Cello Energy has been ordered by a federal court to pay $10.4 million in punitive damages for fraudulently claiming it could produce cheap diesellike fuel from hay, wood pulp and other waste -cellulosic fuel. In 2007 Cello's owner, Jack Boykin built a facility the way Hollywood does, just the showy parts, and then lured pulp producer Parsons & Whittemore Enterprises to invest $2.5 million in an ownership stake. It seems that P&W CEO George Landegger was not impressed, but the money was invested anyway. Samples of fuel were provided by Cello Energy, but they were derived from petroleum. It turns out that the EPA had been expecting too much from a company that will deliver nothing! What is amazing is the showmanship of Boykin and his company. They claimed to be able to produce 70 million gallons while other companies were promising only a million or two. Should have been a dead give away don't you think? Well, to be fair, the EPA was guilty of getting the 70 million number from just the size of the planned facilities. Take note, if you are going to commit fraud, get your victims to make a few assumptions on their own and make the claims really big.
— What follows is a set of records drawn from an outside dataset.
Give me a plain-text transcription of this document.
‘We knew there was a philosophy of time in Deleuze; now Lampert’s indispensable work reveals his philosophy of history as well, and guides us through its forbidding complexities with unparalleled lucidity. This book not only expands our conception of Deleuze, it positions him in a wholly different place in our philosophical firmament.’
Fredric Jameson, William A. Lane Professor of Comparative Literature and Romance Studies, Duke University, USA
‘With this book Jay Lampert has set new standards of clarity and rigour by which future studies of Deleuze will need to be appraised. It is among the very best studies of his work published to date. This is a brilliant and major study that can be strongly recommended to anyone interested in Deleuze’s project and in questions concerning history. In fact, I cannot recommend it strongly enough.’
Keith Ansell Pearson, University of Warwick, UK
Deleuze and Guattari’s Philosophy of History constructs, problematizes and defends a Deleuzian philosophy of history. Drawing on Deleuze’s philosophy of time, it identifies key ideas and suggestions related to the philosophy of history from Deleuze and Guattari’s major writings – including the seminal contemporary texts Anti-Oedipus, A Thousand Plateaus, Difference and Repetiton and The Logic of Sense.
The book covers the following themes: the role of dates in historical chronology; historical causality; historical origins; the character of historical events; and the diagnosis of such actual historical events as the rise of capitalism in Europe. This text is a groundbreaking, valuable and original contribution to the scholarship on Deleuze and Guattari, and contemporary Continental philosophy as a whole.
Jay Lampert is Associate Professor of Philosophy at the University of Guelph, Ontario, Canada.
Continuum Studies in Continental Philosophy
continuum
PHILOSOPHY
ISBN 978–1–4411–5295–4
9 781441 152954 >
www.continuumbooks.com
George Huber of the University of Massachusetts Amherst, a chemical engineering professor wrote: "There are no magic processes for conversion of biomass into liquid fuels," and "If something sounds too good to be true, it probably is not true." ----But, people seem less prone to invest when they hear the truth, sooooo......send your money to troy@starkeffects.com (paypal will do) and be one of the first investors in my new technology to capture the energy naturally released in the brains of investors when they suffer an imagination fueled endorphin rush while listening to snake oil salesmen.